Following lobbying from recruitment sector bodies, the Home Office has announced a further delay to the resumption of physical Right to Work checks.
Since March last year, temporary measures have been in place that allow employers to check potential employees have the right to work using video calls and by accepting scanned documents rather than originals.
However, these measures were due to come to an end on June 21 and from that point employers would have been required to return to conducting in-person checks.
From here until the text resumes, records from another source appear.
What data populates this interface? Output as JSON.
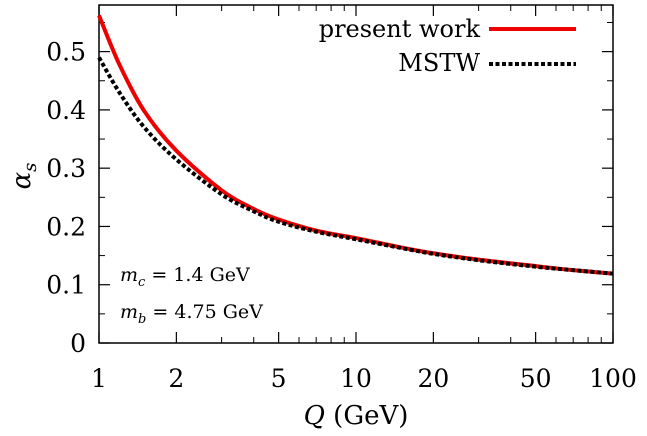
{
  "chart_data": {
    "type": "line",
    "x_scale": "log",
    "xlim": [
      1,
      100
    ],
    "ylim": [
      0,
      0.58
    ],
    "xlabel": "Q (GeV)",
    "ylabel": "αs",
    "xticks": [
      1,
      2,
      5,
      10,
      20,
      50,
      100
    ],
    "xtick_labels": [
      "1",
      "2",
      "5",
      "10",
      "20",
      "50",
      "100"
    ],
    "yticks": [
      0,
      0.1,
      0.2,
      0.3,
      0.4,
      0.5
    ],
    "ytick_labels": [
      "0",
      "0.1",
      "0.2",
      "0.3",
      "0.4",
      "0.5"
    ],
    "grid": false,
    "legend_position": "top-right",
    "series": [
      {
        "name": "present work",
        "color": "#ee0000",
        "style": "solid",
        "x": [
          1,
          1.2,
          1.5,
          2,
          3,
          4,
          5,
          7,
          10,
          15,
          20,
          30,
          50,
          70,
          100
        ],
        "y": [
          0.562,
          0.478,
          0.398,
          0.33,
          0.262,
          0.23,
          0.212,
          0.193,
          0.18,
          0.164,
          0.154,
          0.143,
          0.132,
          0.125,
          0.119
        ]
      },
      {
        "name": "MSTW",
        "color": "#000000",
        "style": "dashed",
        "x": [
          1,
          1.2,
          1.5,
          2,
          3,
          4,
          5,
          7,
          10,
          15,
          20,
          30,
          50,
          70,
          100
        ],
        "y": [
          0.49,
          0.43,
          0.37,
          0.315,
          0.255,
          0.226,
          0.208,
          0.191,
          0.178,
          0.163,
          0.153,
          0.142,
          0.131,
          0.125,
          0.119
        ]
      }
    ],
    "annotations": [
      "m_c = 1.4 GeV",
      "m_b = 4.75 GeV"
    ]
  }
}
Both the Recruitment and Employment Confederation (REC) and the Association of Professional Staffing Companies (APSCo) had called for this to be pushed back following the announcement of a four-week delay to the easing of the UK lockdown.
The REC estimated that more than 300,000 people a week could be delayed from starting work if the Home Office did not allow digital Right to Work checks to continue during the extended lockdown period.
Last week the Home Office announced an extension of digital Right to Work checks until 1 September, in line with the delay in the lifting of the remaining restrictions.
“This will ensure employers have sufficient time to put measures in place to enable face to face document checks,” it said in a factsheet.
Permanent change next step?
In response to the announcement, Neil Carberry, Chief Executive of the REC, said: “This is a sensible decision that will keep the jobs market moving. We’re pleased government has listened, and we look forward to working with the Home Office on the next logical step – a permanent digital system.”
Both the REC and APSCo have previously called on the government to put in place a permanent digital solution, arguing the success of the systems put in place during the pandemic proved such systems were workable on a long-term basis.
This has also been backed by specialist background screening and identity services firm Sterling.
Steve Smith, Managing Director for EMEA at Sterling, said: “Getting the Right to Work share code process in place over the course of the pandemic has been incredibly valuable for employers. In some instances it has streamlined RTW checks and has the potential to make some procedures more robust. In fact, we’ve witnessed organisations build digital and biometric identity checks into their screening programmes which decreased the potential for identity fraud, and any steps to drive compliance should certainly be welcomed and embraced more broadly.
“While there are circumstances that will necessitate in-person verification in the future, we would be disappointed to see the hard work that has gone into the digital solution over the last 18 months go to waste. It is our hope that the government and the Home Office use this extension period to consider how a hybrid approach to in-person and digital checks could work.”